The werewolf had no idea where to find a perfect. Even his most fervent sniffing could not locate anything other than garbage.

"I get the feeling you aren't really looking," I said after stopping at the fifth dumpster in two blocks. He pulled his head out, mouth full of half-eaten unidentifiables, and I resisted the urge to gag.

"Of course I am," he said while swallowing.

"Not very well," someone behind me said.

"See? He agrees with me." I turned around and found no one there. I looked up. "Why are you flying?"

"No reason. How are you doing, Loopy? It's been awhile."

"Shut up, spite," Loopy growled.

"Temper, temper. How is little Jimmy here supposed to kill me and earn his stripes if you jump the gun?" Spite grinned.

"My name is Justin," I said.

"And now you're my hostage." He dropped down and grabbed me by the collar of my shirt. "Your move, Loopy."

Now I'm gonna die, I thought. I figured the puppy wasn't gonna be able to do much when I was blocking most of Spite's body form him. Then, I was behind Loopy instead. And now I'm free.

"Please try to avoid being captured in the future." He turned over his shoulder and smiled, exposing his fangs. "Now you have to kill him, so just stand still."

"How will that help?" I asked before being flung into Spite at high speeds by Loopy. Spite's head turned with a sickening crack, and then it was done.

"Well that was anitclimactic." My arm had been scraped against the road during the throw, and leaked onto my shirt.

"You're telling me. You're supposed to shift there. Maybe you did it wrong."

"I didn't do anything! You threw me at him. How did you free me anyway?"

"It's a secret." He tapped his temple.

"Oh, yeah. Fine. You know what, I don't even care."

"Whatever. Go home. You probably weren't supposed to find the black book anyway."

He walked back into the alley, exiting out the opposite side.

At some point during my two block walk back to the original alley where my stuff remained, Loopy had taken the black book. And the remaining granola bars from my backpack. "Amazing," I mumbled to myself.
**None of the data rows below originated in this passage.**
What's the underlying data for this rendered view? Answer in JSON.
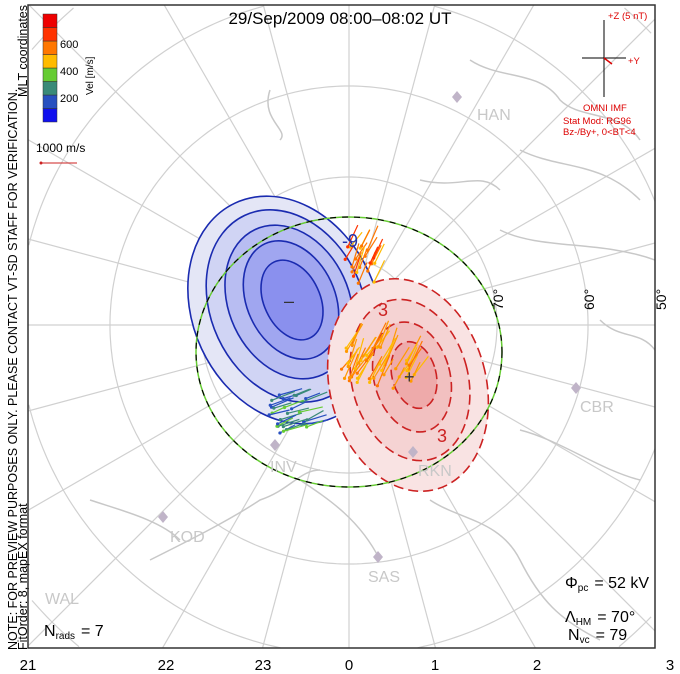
{
  "title": "29/Sep/2009 08:00–08:02 UT",
  "side_note": {
    "line1": "NOTE: FOR PREVIEW PURPOSES ONLY. PLEASE CONTACT VT-SD STAFF FOR VERIFICATION.",
    "line2_left": "FitOrder: 8, mapEX format",
    "line2_right": "MLT coordinates"
  },
  "colorbar": {
    "label": "Vel [m/s]",
    "ticks": [
      "600",
      "400",
      "200"
    ],
    "colors": [
      "#1010ee",
      "#2850c0",
      "#3a8a78",
      "#66cc33",
      "#ffbb00",
      "#ff7700",
      "#ff3300",
      "#ee0000"
    ]
  },
  "scale_vector": {
    "label": "1000 m/s",
    "color": "#cc2222"
  },
  "imf": {
    "z_label": "+Z (5 nT)",
    "y_label": "+Y",
    "source": "OMNI IMF",
    "stat_mod": "Stat Mod: RG96",
    "condition": "Bz-/By+, 0<BT<4",
    "color": "#dd0000"
  },
  "contours": {
    "neg_label": "-9",
    "pos_label": "3",
    "pos_label2": "3",
    "min_marker": "–",
    "max_marker": "+"
  },
  "lat_labels": [
    "70°",
    "60°",
    "50°"
  ],
  "mlt_labels": [
    "21",
    "22",
    "23",
    "0",
    "1",
    "2",
    "3"
  ],
  "stations": [
    "HAN",
    "INV",
    "RKN",
    "CBR",
    "KOD",
    "SAS",
    "WAL"
  ],
  "stats": {
    "phi_pc": "Φ",
    "phi_sub": "pc",
    "phi_val": "= 52 kV",
    "lambda": "Λ",
    "lambda_sub": "HM",
    "lambda_val": "= 70°",
    "nvc": "N",
    "nvc_sub": "vc",
    "nvc_val": "= 79",
    "nrads": "N",
    "nrads_sub": "rads",
    "nrads_val": "= 7"
  }
}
"We have to stay in Seattle a while longer. Your dad's conference got cancelled today, so they have to reschedule all of the other conferences, and move the locations for some reason. You know how they can get sometimes."

"Okay, mom."

"Don't forget there's lasagna in the fridge."
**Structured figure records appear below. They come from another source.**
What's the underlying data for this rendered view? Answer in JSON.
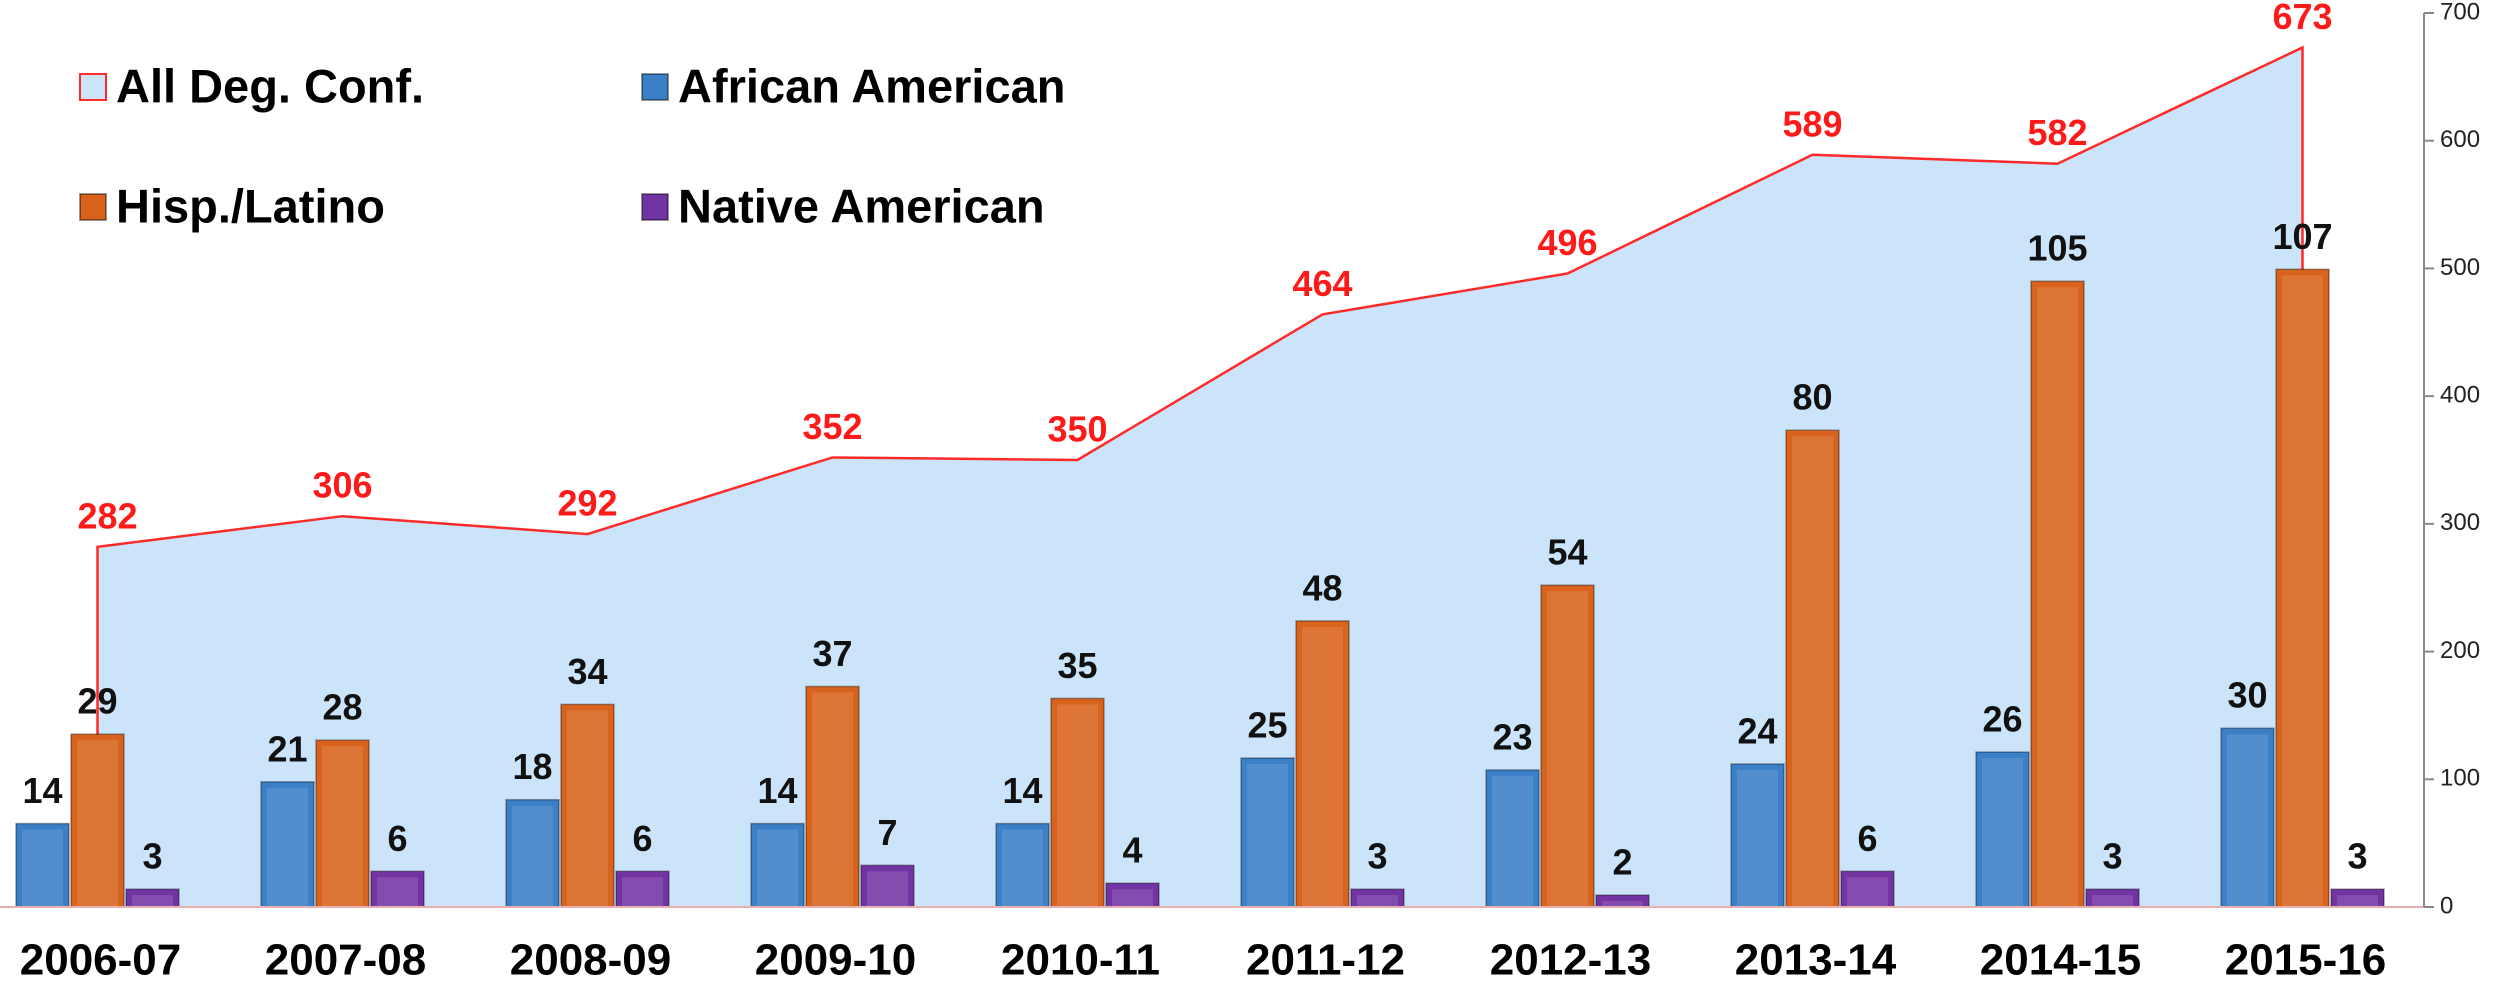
{
  "chart_data": {
    "type": "bar",
    "categories": [
      "2006-07",
      "2007-08",
      "2008-09",
      "2009-10",
      "2010-11",
      "2011-12",
      "2012-13",
      "2013-14",
      "2014-15",
      "2015-16"
    ],
    "series": [
      {
        "name": "All Deg. Conf.",
        "type": "area",
        "axis": "y2",
        "color": "#ff2a2a",
        "fill": "#cce4fa",
        "values": [
          282,
          306,
          292,
          352,
          350,
          464,
          496,
          589,
          582,
          673
        ]
      },
      {
        "name": "African American",
        "color": "#3b7fc6",
        "values": [
          14,
          21,
          18,
          14,
          14,
          25,
          23,
          24,
          26,
          30
        ]
      },
      {
        "name": "Hisp./Latino",
        "color": "#d9621c",
        "values": [
          29,
          28,
          34,
          37,
          35,
          48,
          54,
          80,
          105,
          107
        ]
      },
      {
        "name": "Native American",
        "color": "#7334a3",
        "values": [
          3,
          6,
          6,
          7,
          4,
          3,
          2,
          6,
          3,
          3
        ]
      }
    ],
    "ylim": [
      0,
      150
    ],
    "y2lim": [
      0,
      700
    ],
    "y2ticks": [
      0,
      100,
      200,
      300,
      400,
      500,
      600,
      700
    ],
    "legend": "upper left"
  }
}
"Okay, mom." I tapped my fingers on the counter.

"Oh, and-"

"Okay. Mom. Stop."

"Bye, sweetie."

"Bye." The phone clicked lightly on contact with the reciever. Before moving away, I inspected the bandage I had fastened onto my forearm. It appeared that the red spot had stopped spreading. That was fast, I mused.

The silence of the house became overwhelming with the new knowledge that my parents were going to be hundreds of miles away for a couple more days than originally thought. Thankfully, the floors were creaky and provided and illusion of others walking around in different parts of the house.

The kitchen, designed completely against the wishes of the builders, probably did not fit building code. Every section of the house had a floor plan that looked like it had been drawn by a drunken gorilla, but the kitchen took that to another level. The oven sat precariouly in the wall between the kitchen and the living room, the back poking out just above the couch on the other side, and the refridgerator gazing at it lustfully from across the room. A shapeless center island kept the two from getting too close, but the center island had its own love life with the stove top, which resided on its head, sleeping happily underneath incandesant hanging lights with no covers. I liked to think of the lights as lazy spiders, hanging from the ceiling and hoping something will get caught on the thread, but lacking the the proper work ethic to build a proper web. Perhaps they were more like silk worms.

Mom's lasagna may have existed at one point, but if it ever had, it no longer did. I had the option of an orange or cereal for dinner. The cereal was easier to find, the only hint of an existing orange being a faint smell wafting out of a drawer that appeared full of lettuce.

At some point in my life, it would become obvious to me that milk should not be shoved all the way to the back of the fridge, especially when it is the most commonly removed object in said fridge. For now, I reached back behind the mayonnaise, pickle relish, and unidentified salad dressing that may or may not have been years past its expiration date, and maneuvered the milk out through the varitable maze of fragile objects, just to see if I still could. The cereal cracked and hissed angrily, slowly dissolving into the milk. I picked up my bowl, wanting to move over to the actual table to eat instead of sitting at the counter "like a common bar hopper" as my mother would put it.

This simple action proved to be to much for me, as I dropped the bowl on the floor only moments after picking it up. I cursed loudly as my vision became cloudy. My knees wobbled, and I could just make out the phone, a couple feet away. An ambulance would never come though, as I puked and fell over, hitting my head on the counter and knocking myself out.

Some may take longer to actually absorb the energy from the perfects for the first time. As many as six days have been known to pass, and as few as a couple moments, but typically it will only take a few hours. It is important that one be supervised while the energy is absorbed, as it could prove fatal without magical assistance. Should you survive, you will be rather surprised when the process is finished.